“A good deal of that time,” she said, “I was simply waiting, waiting. For when I had told him everything, he went out of the room, and was away nearly an hour. And when he came back he seemed to have forgotten everything, for he made me go all over it again. Every word. It was heartbreaking. And after all he could give me no hope, no help, no encouragement. He simply got up, wished me good-bye, and said he would write to you.”
But Gerard saw that this was much better than it seemed to the unsophisticated woman.
“It’s all right,” said he. “Masson never wastes time. If he made you repeat it all it was with an object. Perhaps to see whether you would tell the same story twice.”
“But why should he think I wasn’t telling the truth? Why——”
“Listen,” said Gerard quietly. “It’s all right. He would never have kept you so long if he hadn’t considered your statement important. Wait patiently now till you get his letter.”
“And you, what has happened to you?” asked Audrey curiously. “Something, I’m sure. You both—” and she looked from him to Geoffrey—“have a curious look, as if—as if——”

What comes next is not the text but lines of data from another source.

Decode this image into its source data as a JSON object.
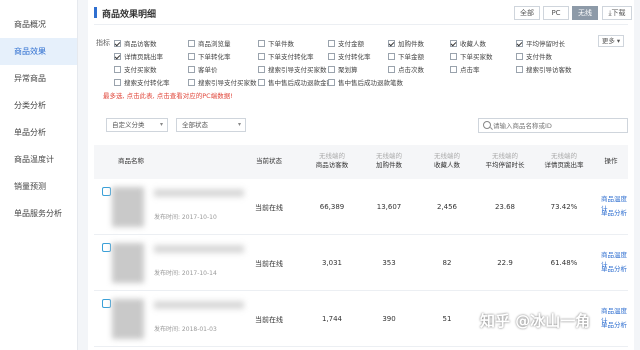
{
  "sidebar": {
    "items": [
      {
        "label": "商品概况"
      },
      {
        "label": "商品效果",
        "active": true
      },
      {
        "label": "异常商品"
      },
      {
        "label": "分类分析"
      },
      {
        "label": "单品分析"
      },
      {
        "label": "商品温度计"
      },
      {
        "label": "销量预测"
      },
      {
        "label": "单品服务分析"
      }
    ]
  },
  "header": {
    "title": "商品效果明细",
    "segments": [
      "全部",
      "PC",
      "无线"
    ],
    "active_segment": "无线",
    "download_label": "下载"
  },
  "filters": {
    "label": "指标",
    "more_label": "更多",
    "options": [
      {
        "label": "商品访客数",
        "checked": true
      },
      {
        "label": "商品浏览量",
        "checked": false
      },
      {
        "label": "下单件数",
        "checked": false
      },
      {
        "label": "支付金额",
        "checked": false
      },
      {
        "label": "加购件数",
        "checked": true
      },
      {
        "label": "收藏人数",
        "checked": true
      },
      {
        "label": "平均停留时长",
        "checked": true
      },
      {
        "label": "详情页跳出率",
        "checked": true
      },
      {
        "label": "下单转化率",
        "checked": false
      },
      {
        "label": "下单支付转化率",
        "checked": false
      },
      {
        "label": "支付转化率",
        "checked": false
      },
      {
        "label": "下单金额",
        "checked": false
      },
      {
        "label": "下单买家数",
        "checked": false
      },
      {
        "label": "支付件数",
        "checked": false
      },
      {
        "label": "支付买家数",
        "checked": false
      },
      {
        "label": "客单价",
        "checked": false
      },
      {
        "label": "搜索引导支付买家数",
        "checked": false
      },
      {
        "label": "聚划算",
        "checked": false
      },
      {
        "label": "点击次数",
        "checked": false
      },
      {
        "label": "点击率",
        "checked": false
      },
      {
        "label": "搜索引导访客数",
        "checked": false
      },
      {
        "label": "搜索支付转化率",
        "checked": false
      },
      {
        "label": "搜索引导支付买家数",
        "checked": false
      },
      {
        "label": "售中售后成功退款金额",
        "checked": false
      },
      {
        "label": "售中售后成功退款笔数",
        "checked": false
      }
    ],
    "note": "最多选, 点击此表, 点击查看对应的PC端数据!"
  },
  "controls": {
    "category_select": "自定义分类",
    "status_select": "全部状态",
    "search_placeholder": "请输入商品名称或ID"
  },
  "table": {
    "columns": [
      {
        "sub": "",
        "label": "商品名称"
      },
      {
        "sub": "",
        "label": "当前状态"
      },
      {
        "sub": "无线端的",
        "label": "商品访客数"
      },
      {
        "sub": "无线端的",
        "label": "加购件数"
      },
      {
        "sub": "无线端的",
        "label": "收藏人数"
      },
      {
        "sub": "无线端的",
        "label": "平均停留时长"
      },
      {
        "sub": "无线端的",
        "label": "详情页跳出率"
      },
      {
        "sub": "",
        "label": "操作"
      }
    ],
    "rows": [
      {
        "date": "发布时间: 2017-10-10",
        "status": "当前在线",
        "visitors": "66,389",
        "cart": "13,607",
        "fav": "2,456",
        "stay": "23.68",
        "bounce": "73.42%",
        "op1": "商品温度计",
        "op2": "单品分析"
      },
      {
        "date": "发布时间: 2017-10-14",
        "status": "当前在线",
        "visitors": "3,031",
        "cart": "353",
        "fav": "82",
        "stay": "22.9",
        "bounce": "61.48%",
        "op1": "商品温度计",
        "op2": "单品分析"
      },
      {
        "date": "发布时间: 2018-01-03",
        "status": "当前在线",
        "visitors": "1,744",
        "cart": "390",
        "fav": "51",
        "stay": "",
        "bounce": "",
        "op1": "商品温度计",
        "op2": "单品分析"
      }
    ]
  },
  "watermark": "知乎 @冰山一角"
}
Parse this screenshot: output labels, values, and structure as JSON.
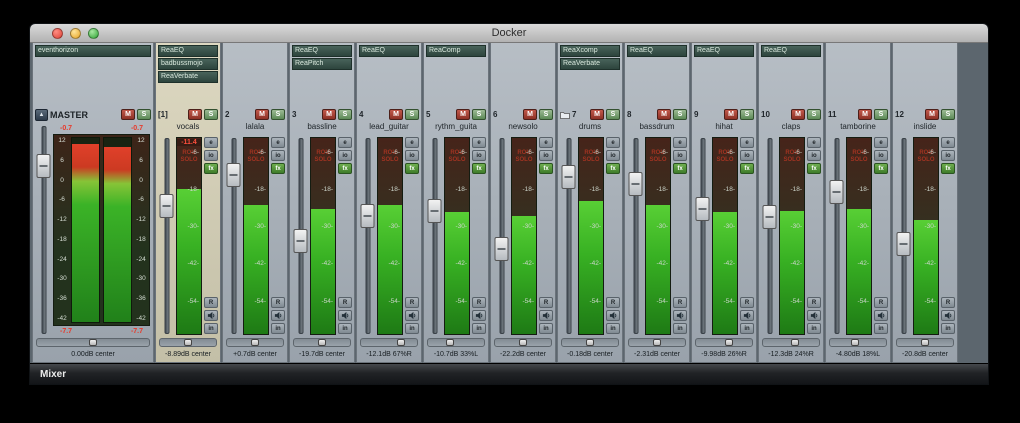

“Does he look,” said Geoffrey in a deep-voiced whisper, leaning across to Audrey, and pointing dramatically at Gerard, “as if he’d been within an ace of being murdered?” She uttered a low cry. He went on: “And do I look”—and Geoffrey thumped his own chest with an air of triumph—“as if I’d saved his life?”
“What?” said Edgar, who had returned in a depressed and nervous condition, fully convinced that his cousin and Audrey were in league with each other for the concoction of a monstrous string of fables.
Geoffrey insisted upon telling his tale himself, which he did in the same loud whisper, illustrating his points with expressive gestures:—
“Gerard heard Candover’s voice, and went out to speak to him,” said he. “And I, thinking it as well he should have a witness, got into the cupboard here, and took the poker with me.”